XmlDocument Documentation
The XmlDocument
class extends PHP’s native DOMDocument
with additional functionality for XML manipulation, transformation, and querying. This class is the core component for working with XML documents in the Derafu XML library.
- Key Features
- Basic Usage
- XPath Querying
- Array Conversion
- Working with XML Digital Signatures
- Handling Special Characters and Entities
- Advanced Canonicalization
- Error Handling
- Performance Considerations
Key Features
- Extended XML loading with character encoding handling.
- Simplified access to XML metadata (namespace, schema).
- Canonicalization support with encoding options.
- XPath query integration.
- Array conversion capabilities.
- Signature node handling for XML digital signatures.
Basic Usage
Creating a New Document
use Derafu\Xml\XmlDocument;
// Create with default version (1.0) and encoding (ISO-8859-1).
$document = new XmlDocument();
// Or specify version and encoding.
$document = new XmlDocument('1.0', 'UTF-8');
Loading XML Content
// Load from a string.
$xmlString = '<root><element>value</element></root>';
$document->loadXml($xmlString);
// The method handles encoding conversion automatically.
$utf8Xml = '<?xml version="1.0" encoding="UTF-8"?><root><element>Árbol</element></root>';
$document->loadXml($utf8Xml); // Will convert to ISO-8859-1 if needed.
Accessing Document Information
// Get the root element name.
$rootName = $document->getName(); // e.g., "root"
// Get the XML namespace (if any).
$namespace = $document->getNamespace(); // e.g., "http://example.com"
// Get the schema location (if any).
$schema = $document->getSchema(); // e.g., "schema.xsd"
Saving and Serializing
// Get the complete XML document with declaration.

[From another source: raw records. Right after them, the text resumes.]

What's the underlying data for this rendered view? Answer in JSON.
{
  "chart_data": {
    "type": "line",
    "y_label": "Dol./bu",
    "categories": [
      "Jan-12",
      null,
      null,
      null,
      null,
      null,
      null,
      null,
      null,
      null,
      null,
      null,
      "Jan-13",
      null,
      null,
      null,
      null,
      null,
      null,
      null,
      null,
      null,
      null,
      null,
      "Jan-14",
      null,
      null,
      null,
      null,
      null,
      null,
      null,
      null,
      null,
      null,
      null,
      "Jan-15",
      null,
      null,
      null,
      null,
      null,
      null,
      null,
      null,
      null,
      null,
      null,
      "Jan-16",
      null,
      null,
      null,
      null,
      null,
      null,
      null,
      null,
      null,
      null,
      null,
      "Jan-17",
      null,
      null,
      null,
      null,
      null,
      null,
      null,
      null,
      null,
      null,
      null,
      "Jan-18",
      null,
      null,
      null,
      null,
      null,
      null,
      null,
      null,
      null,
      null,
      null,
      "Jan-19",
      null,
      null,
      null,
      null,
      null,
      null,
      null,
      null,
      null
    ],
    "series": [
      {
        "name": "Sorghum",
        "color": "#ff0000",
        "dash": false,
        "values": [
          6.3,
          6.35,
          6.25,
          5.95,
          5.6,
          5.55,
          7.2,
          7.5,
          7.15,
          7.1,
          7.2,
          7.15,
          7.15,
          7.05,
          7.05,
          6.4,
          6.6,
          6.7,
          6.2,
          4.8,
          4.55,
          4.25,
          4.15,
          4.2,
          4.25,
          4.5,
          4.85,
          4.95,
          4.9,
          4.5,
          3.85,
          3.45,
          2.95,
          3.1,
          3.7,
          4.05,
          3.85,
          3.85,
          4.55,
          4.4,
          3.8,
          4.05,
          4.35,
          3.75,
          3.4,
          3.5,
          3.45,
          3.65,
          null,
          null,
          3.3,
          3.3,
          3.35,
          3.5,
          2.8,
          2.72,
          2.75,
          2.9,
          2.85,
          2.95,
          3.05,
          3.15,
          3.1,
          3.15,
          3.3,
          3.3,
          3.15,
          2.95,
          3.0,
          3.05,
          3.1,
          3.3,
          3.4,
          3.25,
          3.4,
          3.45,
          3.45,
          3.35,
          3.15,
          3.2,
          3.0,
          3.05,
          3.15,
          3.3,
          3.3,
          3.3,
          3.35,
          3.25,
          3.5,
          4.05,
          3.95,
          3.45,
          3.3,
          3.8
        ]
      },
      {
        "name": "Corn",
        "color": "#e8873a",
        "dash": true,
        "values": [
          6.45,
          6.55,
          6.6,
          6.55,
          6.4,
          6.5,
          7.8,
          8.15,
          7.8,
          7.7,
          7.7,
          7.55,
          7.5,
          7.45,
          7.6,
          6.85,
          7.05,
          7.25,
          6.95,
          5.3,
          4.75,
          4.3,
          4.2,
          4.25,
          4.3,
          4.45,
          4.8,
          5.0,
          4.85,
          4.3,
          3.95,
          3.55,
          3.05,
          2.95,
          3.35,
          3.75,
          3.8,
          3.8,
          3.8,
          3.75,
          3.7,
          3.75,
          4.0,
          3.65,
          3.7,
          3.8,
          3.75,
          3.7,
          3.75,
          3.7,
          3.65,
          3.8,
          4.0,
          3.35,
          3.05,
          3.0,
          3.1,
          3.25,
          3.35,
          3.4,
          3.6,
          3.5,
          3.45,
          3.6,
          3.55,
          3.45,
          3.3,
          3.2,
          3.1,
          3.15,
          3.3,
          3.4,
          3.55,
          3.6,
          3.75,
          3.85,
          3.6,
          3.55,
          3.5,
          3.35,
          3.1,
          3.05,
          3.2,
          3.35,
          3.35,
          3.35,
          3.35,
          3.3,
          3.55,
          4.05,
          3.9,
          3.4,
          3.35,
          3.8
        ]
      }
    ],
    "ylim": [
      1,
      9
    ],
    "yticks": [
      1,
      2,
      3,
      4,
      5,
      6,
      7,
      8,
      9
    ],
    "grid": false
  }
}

$xmlString = $document->saveXml();
// Get only the XML content without the declaration.
$xmlContent = $document->getXml();
// Get the canonicalized (C14N) version.
$canonXml = $document->C14N();
// Get canonicalized version with ISO-8859-1 encoding.
$isoCanonXml = $document->C14NWithIso88591Encoding();
// Get flattened canonicalized version (whitespace removed between tags).
$flatXml = $document->C14NWithIso88591EncodingFlattened();
XPath Querying
The XmlDocument class has integrated XPath querying capabilities:
// Execute an XPath query and get result as string or array.
$result = $document->query('/root/element');
// Get DOMNodeList from an XPath query.
$nodes = $document->getNodes('/root/element');
// Use parameters in XPath queries.
$params = ['id' => '123'];
$result = $document->query('/root/element[@id=:id]', $params);
Array Conversion
// Convert the entire document to an array.
$array = $document->toArray();
// Access a specific part using dot notation.
$value = $document->get('root.element');
// With a default value if not found.
$value = $document->get('root.missing', 'default value');
Working with XML Digital Signatures
If the document contains an XML digital signature, you can extract it:
// Get the signature node as XML.
$signatureXml = $document->getSignatureNodeXml();
// Returns null if no signature is present.
if ($signatureXml !== null) {
// Process signature...
}
Handling Special Characters and Entities
The XmlDocument
class works with the XmlHelper
to properly handle special characters and entities:
// When saving XML, entities are handled correctly.
$document->loadXml('<root><element>Text with & < > " \'</element></root>');
$xml = $document->saveXml();
// Produces: <root><element>Text with & < > " '</element></root>
Advanced Canonicalization
Working with Specific Nodes
You can apply canonicalization to specific parts of the document:
// Canonicalize only a portion of the document.
$canonXml = $document->C14NWithIso88591Encoding('/root/section');
Differences Between Canonicalization Methods
The class offers several canonicalization methods:
- C14N(): Standard canonicalization, always outputs UTF-8.
- C14NWithIso88591Encoding(): Canonicalization with conversion to ISO-8859-1.
- C14NWithIso88591EncodingFlattened(): ISO-8859-1 canonicalization with whitespace removal.
These methods are particularly useful when working with digital signatures or when XML needs to be processed by systems with specific encoding requirements.
Error Handling
The loadXml()
method throws descriptive exceptions when it encounters errors:
use Derafu\Xml\Exception\XmlException;
try {
$document->loadXml($potentiallyInvalidXml);
} catch (XmlException $e) {
echo "Error loading XML: " . $e->getMessage();
$errors = $e->getErrors(); // Get detailed error information if available.
}
Performance Considerations
- When working with large XML documents, prefer using XPath queries to extract specific sections rather than converting the entire document to an array.
- The canonicalization methods perform more processing, so use them only when needed.
- The
getXml()
method is more efficient thansaveXml()
when you only need the XML content without the declaration.